One thing most people say about this movie is how much Oscar (Inside Llewyn Davis) Isaac reminds them of a younger Al Pacino. In a good way, they hasten to add. But as an observation, it doesn’t go anywhere near penetrating the sheer imitation madness going on here. Isaac, who plays Abel Morales, owner of a beleaguered 1980s New York heating oil company, also trance channels Armand (The Mambo Kings) Assante in his camel coat and soulful coiffure. Jessica Chastain seems to be doing a Madeleine Stowe in The Two Jakes take, and the movie feels as if it were shot in the New York noir twilight perfected by late, great cinematographer Gordon Willis, of The Godfather and Manhattan fame. The polite word for this is pastiche.
It would be wrong to call this film overly derivative. Most crime melodramas use revenge as the driving motivation. This film tells the story of a man passionately devoted to making his business run as clean as possible in a lawlessness era. We see 1980s New York from the perspective of drivers who are being highjacked and beaten while their handsome, brooding boss refuses to let them take guns out on the trucks. But we see Abel (get the ref?) wrestling with the wastefulness of violence. It’s High Noon in New York.

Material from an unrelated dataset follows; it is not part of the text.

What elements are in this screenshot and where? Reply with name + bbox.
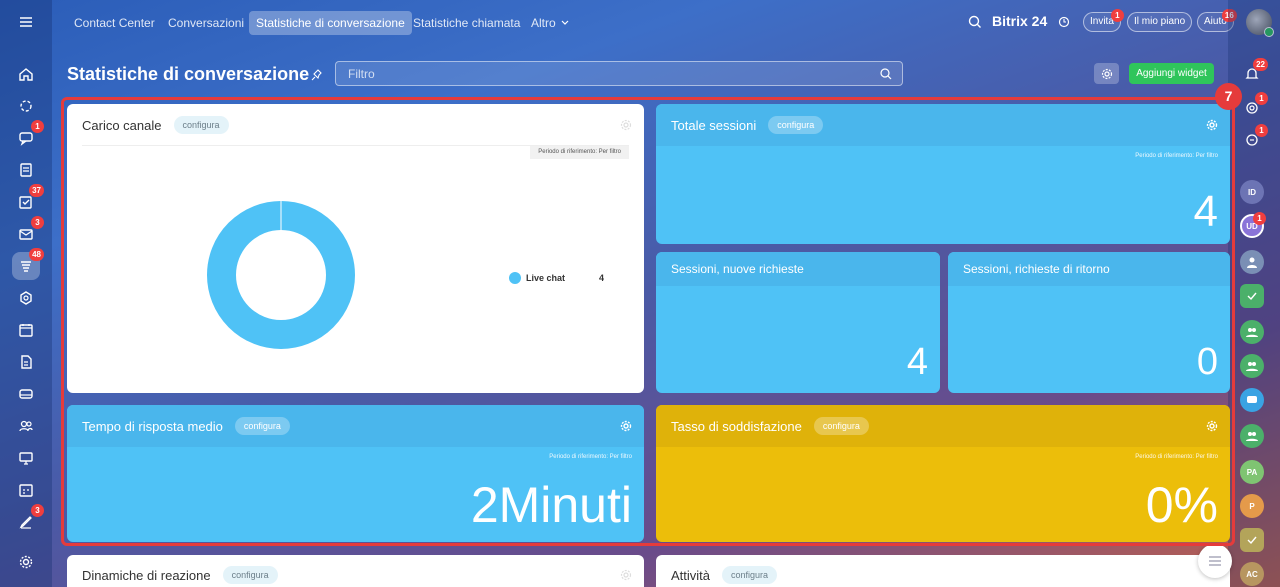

Director J.C. Chandor’s third feature film reminds me most of the Coen brothers’ brilliant redigestion of The Glass Key in their great masterpiece Miller’s Crossing, complete with lyrical urban views in the snow. Yet Chandor’s vision of the darkened world is decidedly more optimistic. It’s a fallen world, but Abel stands convinced that people can choose the least corrupt path and succeed; you “always try to do the most right thing.” In The Godfather, Michael Corleone invokes the now-familiar mantra “it’s business, not personal” before bumping someone off. Chandor makes the world of personal business seem possibly moral, and that’s a new kind of shot in the arm.